Waller also made a point of highlighting rate hikes at the onset of the Russia-Ukraine war and in the aftermath of Silicon Valley Bank as evidence that the Fed stood ready to take action in the face of economic uncertainties.


Governor Michelle W. Bowman
February 17, 2025 - Brief Remarks on the Economy and Accountability in Supervision, Applications, and Regulation
"I think that policy is now in a good place, allowing the Committee to be patient and pay closer attention to the inflation data as it evolves."
"In my view, the current policy stance also provides the opportunity to review further indicators of economic activity and get further clarity on the administrations' policies and their effects on the economy."
"For now, the U.S. economy remains strong, with solid growth in economic activity and a labor market near full employment. Core inflation is still somewhat elevated, but has appeared to resume its downward path, and my baseline expectation has been that it will moderate further this year. Even with this outlook, there are upside risks to my baseline expectation for the inflation path."
"Assuming the economy evolves as I expect, I think that inflation will slow further this year. As the inflation data since the spring of last year show, its progress may be bumpy and uneven, and progress on disinflation may take longer than we would hope. I continue to see greater risks to price stability, especially while the labor market remains strong."
"We need to keep inflation in focus while the labor market appears to be in balance and the unemployment rate remains at historically low levels."
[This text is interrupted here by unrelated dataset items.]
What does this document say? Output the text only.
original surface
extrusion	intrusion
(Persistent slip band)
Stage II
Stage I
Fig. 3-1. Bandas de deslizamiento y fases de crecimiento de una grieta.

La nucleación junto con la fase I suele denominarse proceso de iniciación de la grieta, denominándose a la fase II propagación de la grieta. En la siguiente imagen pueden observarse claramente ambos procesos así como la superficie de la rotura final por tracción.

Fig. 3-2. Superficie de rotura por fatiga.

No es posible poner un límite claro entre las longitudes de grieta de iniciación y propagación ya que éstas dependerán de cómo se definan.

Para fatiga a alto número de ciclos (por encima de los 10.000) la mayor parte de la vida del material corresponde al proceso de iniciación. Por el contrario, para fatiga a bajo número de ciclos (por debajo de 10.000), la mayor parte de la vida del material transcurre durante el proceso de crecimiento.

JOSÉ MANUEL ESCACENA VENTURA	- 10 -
Governor Philip N. Jefferson, Vice Chair
February 19, 2025 - How Healthy are U.S. Households' Balance Sheets?
"Progress toward our 2 percent objective has been slow in the past year. I expect the path of inflation to continue to be bumpy. While a cumulative cut in the policy rate by 100 basis points last year has brought the stance of monetary policy closer to a neutral setting, monetary policy continues to be restrictive. I believe that, with a strong economy and a solid labor market, we can take our time to assess the incoming data to make any further adjustments to our policy rate."
"Understanding the causes of the continued robustness in consumer spending is important because it accounts for two-thirds of overall economic activity. Therefore, any accurate forecast of future economic activity would need to get the growth in consumer spending right."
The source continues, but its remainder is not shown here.